« Mémoires de paille et de soie » : vie et tradition au Japon

Enfants japonais en costume traditionnel au début du XXème siècle © WKMC

Le Japon que l’on connaît est bien souvent celui des films de l’après Seconde Guerre mondiale. Mais ce pays fascinant pour nous autres Européens, est pétri de sa culture ancestrale et de ses traditions. Saga Junichi, médecin, né en 1941, a eu l’idée de recueillir les témoignages des anciens : « Tous les jours, après ma journée de travail à la clinique, je parcourais la ville à pied, visitant l’une après l’autre plusieurs personnes âgées, un magnétophone portatif dans ma serviette. » Dans son livre « Mémoires de paille et de soie » (paru au Japon au début des années 1990, réédité en France il y a quelques mois notamment), il dépeint la vie quotidienne, intimement liée aux racines du passé.

Pendant 17 ans tout de même, l’auteur s’est attaché à effectuer un gigantesque travail autour des anecdotes recueillies dans ce village situé à moins de 100 km au nord de Tokyo.

Beaucoup de ses interlocuteurs sont nés à la fin du XIXème siècle ou au début du XXème siècle. Et eux-mêmes remontent encore le temps, se souvenant parfois de leurs grands-parents ! C’est tout le tableau d’une vie quotidienne de l’avant-guerre qui prend forme. Avec les décalages dans les repères vis-à-vis des nôtres : bien sûr, les Japonais parlent aussi d’ « avant-guerre », par rapport à la défaite de 1945, mais aussi de la guerre contre la Russie de 1905 ; contrairement à nous qui évoquons la ligne de la Grande guerre de 1914-1918.

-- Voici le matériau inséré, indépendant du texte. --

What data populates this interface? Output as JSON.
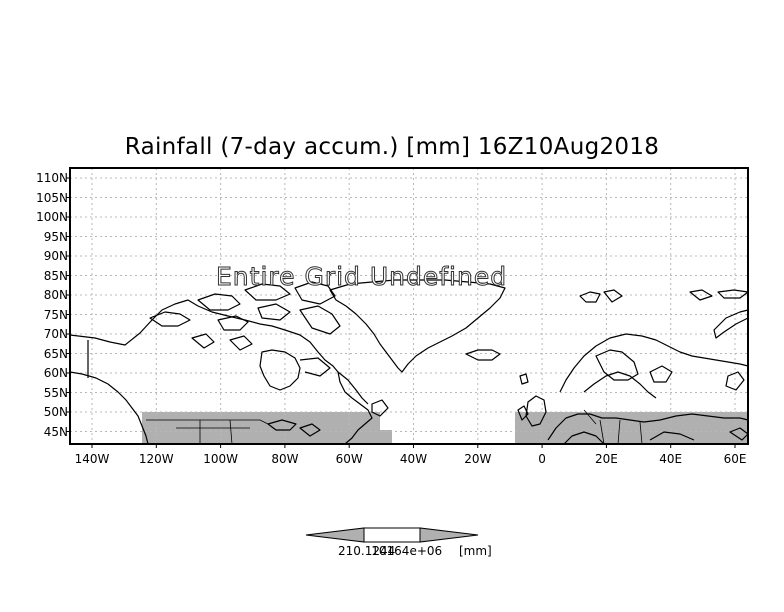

Et pourtant, le rythme est-il si différent, à l’autre bout du monde, en ces premières décennies du XXème, le siècle de tous les changements ? Les machines n’ont pas encore envahi le paysage. Les fêtes, le travail des artisans, et même les habits… la vie du village tourne autour du culte et des traditions. Le titre des mémoires « de paille » fait allusion aux vêtements que se fabriquaient les paysans pour se protéger des intempéries.

Les souvenirs des anciens sont bien les choses les plus précieuses qui puissent être transmises, grâce auxquelles on peut saisir l’évolution des contextes. Un vieil homme se souvient ainsi des slogans qu’il apprenait, écolier, après la guerre russo-japonaise : « Se sentir en sécurité est le pire ennemi ! » ou encore « Après une victoire, serrez les mâchoires encore plus fort ! » ; leur autre guerre est aussi évoquée à travers les souvenirs des dernières nuits des « Kamikazes », destinés à partir pour les missions-suicides. Les femmes également, de la classe pauvre comme de la classe aisée, se rappellent leur jeunesse.

Ce n’est pas seulement la vie d’antan que les anciens racontent. Ils disent aussi leur étonnement devant la façon dont le monde a changé. Changement que certains fameux réalisateurs japonais, comme Ozu, n’ont pas manqué de souligner dans leurs films. Les rizières se sont transformées en autoroute, les gens peuvent voyager à l’autre bout du monde en quelques heures… Le livre de Saga Junichi est délicat comme un pliage d’origami, et son précieux travail de fourmi magnifiquement évocateur.

Jeanne RIVIERE

Saga Junichi, « Mémoires de paille et de soie », éditions Picquier, 408 pages, 9,50€.